Functors for dependency injection?

testing

#1

Hi, so I’m quite familiar with dependency injection in object-oriented languages such as Java and JavaScript.

I’ve been doing some reading about DI in FP, and Ch. 9 of RWO v1 states that functors can solve dependency injection. I have also found an article that perfectly illustrates this, and I can see the pattern there.

I want to ask, how common is this used in practice? Does dependency injection in FP a thing at all (or am I approaching this the wrong way)? How do OCaml devs test modules that interact with other modules/libraries (which are probably impure) in isolation?

I am also aware that you can write your functions accepting the dependency functions as arguments and utilize currying. Is this pattern more reasonable?

If there are projects that make use of either approach for DI and testing, I would love to be pointed to it.


#2

Functors, high order functions and parametric polymorphism are used in functional programming to achieve this kind of abstraction. But so far, I have never heard anyone refer to it as dependency injection. I think that phrase if more relevant to object oriented thinking.


#3

I think the technique is used in Mirage, I remember @avsm talking about it in a podcast: they have signatures that specify operations like I/O, and implement them for different target platforms: Xen, Unix, etc.


#4

Yeah it might be true, but seems like that’s not too far off? e.g. if module A calls module B then module B is a dependency of A, and using functor we can “inject” B to A instead of it being a direct call… nevertheless, I’m glad to hear that those techniques are common.

Thanks! I also end up checking out the Irmin project that seems to utiilize functor for that.
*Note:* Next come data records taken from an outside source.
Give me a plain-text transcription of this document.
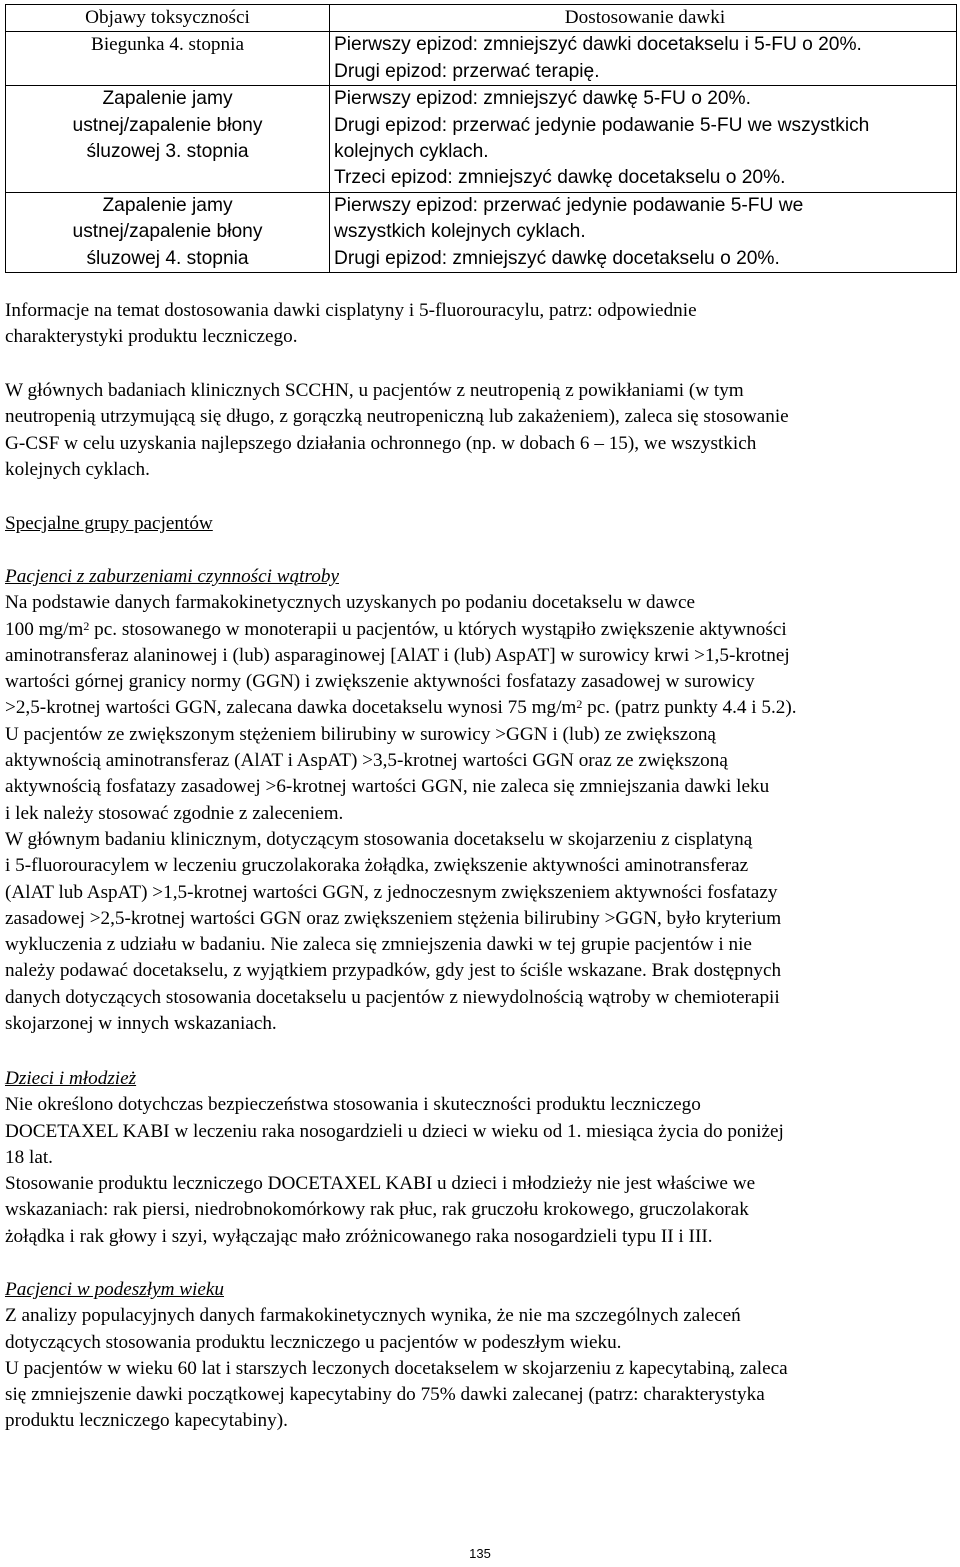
Objawy toksyczności	Dostosowanie dawki

Biegunka 4. stopnia	Pierwszy epizod: zmniejszyć dawki docetakselu i 5-FU o 20%.
Drugi epizod: przerwać terapię.

Zapalenie jamy
ustnej/zapalenie błony
śluzowej 3. stopnia	Pierwszy epizod: zmniejszyć dawkę 5-FU o 20%.
Drugi epizod: przerwać jedynie podawanie 5-FU we wszystkich
kolejnych cyklach.
Trzeci epizod: zmniejszyć dawkę docetakselu o 20%.

Zapalenie jamy
ustnej/zapalenie błony
śluzowej 4. stopnia	Pierwszy epizod: przerwać jedynie podawanie 5-FU we
wszystkich kolejnych cyklach.
Drugi epizod: zmniejszyć dawkę docetakselu o 20%.

Informacje na temat dostosowania dawki cisplatyny i 5-fluorouracylu, patrz: odpowiednie
charakterystyki produktu leczniczego.

W głównych badaniach klinicznych SCCHN, u pacjentów z neutropenią z powikłaniami (w tym
neutropenią utrzymującą się długo, z gorączką neutropeniczną lub zakażeniem), zaleca się stosowanie
G-CSF w celu uzyskania najlepszego działania ochronnego (np. w dobach 6 – 15), we wszystkich
kolejnych cyklach.

Specjalne grupy pacjentów

Pacjenci z zaburzeniami czynności wątroby
Na podstawie danych farmakokinetycznych uzyskanych po podaniu docetakselu w dawce
100 $mg/m^2$ pc. stosowanego w monoterapii u pacjentów, u których wystąpiło zwiększenie aktywności
aminotransferaz alaninowej i (lub) asparaginowej [AlAT i (lub) AspAT] w surowicy krwi >1,5-krotnej
wartości górnej granicy normy (GGN) i zwiększenie aktywności fosfatazy zasadowej w surowicy
>2,5-krotnej wartości GGN, zalecana dawka docetakselu wynosi 75 $mg/m^2$ pc. (patrz punkty 4.4 i 5.2).
U pacjentów ze zwiększonym stężeniem bilirubiny w surowicy >GGN i (lub) ze zwiększoną
aktywnością aminotransferaz (AlAT i AspAT) >3,5-krotnej wartości GGN oraz ze zwiększoną
aktywnością fosfatazy zasadowej >6-krotnej wartości GGN, nie zaleca się zmniejszania dawki leku
i lek należy stosować zgodnie z zaleceniem.
W głównym badaniu klinicznym, dotyczącym stosowania docetakselu w skojarzeniu z cisplatyną
i 5-fluorouracylem w leczeniu gruczolakoraka żołądka, zwiększenie aktywności aminotransferaz
(AlAT lub AspAT) >1,5-krotnej wartości GGN, z jednoczesnym zwiększeniem aktywności fosfatazy
zasadowej >2,5-krotnej wartości GGN oraz zwiększeniem stężenia bilirubiny >GGN, było kryterium
wykluczenia z udziału w badaniu. Nie zaleca się zmniejszenia dawki w tej grupie pacjentów i nie
należy podawać docetakselu, z wyjątkiem przypadków, gdy jest to ściśle wskazane. Brak dostępnych
danych dotyczących stosowania docetakselu u pacjentów z niewydolnością wątroby w chemioterapii
skojarzonej w innych wskazaniach.

Dzieci i młodzież
Nie określono dotychczas bezpieczeństwa stosowania i skuteczności produktu leczniczego
DOCETAXEL KABI w leczeniu raka nosogardzieli u dzieci w wieku od 1. miesiąca życia do poniżej
18 lat.
Stosowanie produktu leczniczego DOCETAXEL KABI u dzieci i młodzieży nie jest właściwe we
wskazaniach: rak piersi, niedrobnokomórkowy rak płuc, rak gruczołu krokowego, gruczolakorak
żołądka i rak głowy i szyi, wyłączając mało zróżnicowanego raka nosogardzieli typu II i III.

Pacjenci w podeszłym wieku
Z analizy populacyjnych danych farmakokinetycznych wynika, że nie ma szczególnych zaleceń
dotyczących stosowania produktu leczniczego u pacjentów w podeszłym wieku.
U pacjentów w wieku 60 lat i starszych leczonych docetakselem w skojarzeniu z kapecytabiną, zaleca
się zmniejszenie dawki początkowej kapecytabiny do 75% dawki zalecanej (patrz: charakterystyka
produktu leczniczego kapecytabiny).

135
Could you point me to the mentioned podcast?


#5

Sure: https://twit.tv/shows/floss-weekly/episodes/302


#6

In OOP, because mutable state and functions that act on that state are bound together, it’s much harder to test them reliably. Just switching to immutable state and functions already makes it easier to test your code, without any need for dependency injection. You don’t get the complexity buildup that mutable state causes.

For mutable state that does exist in your programs, functors are good, as are first-class modules. In fact, OCaml is almost ideally suited for this due to its obsession with abstraction of types. I would venture though that many programmers making heavy use of FP don’t deal with a lot of state. Most of this kind of thing happens in large companies or specific organizations (such as Mirage), resulting in the fact that DI isn’t commonly discussed in the FP world.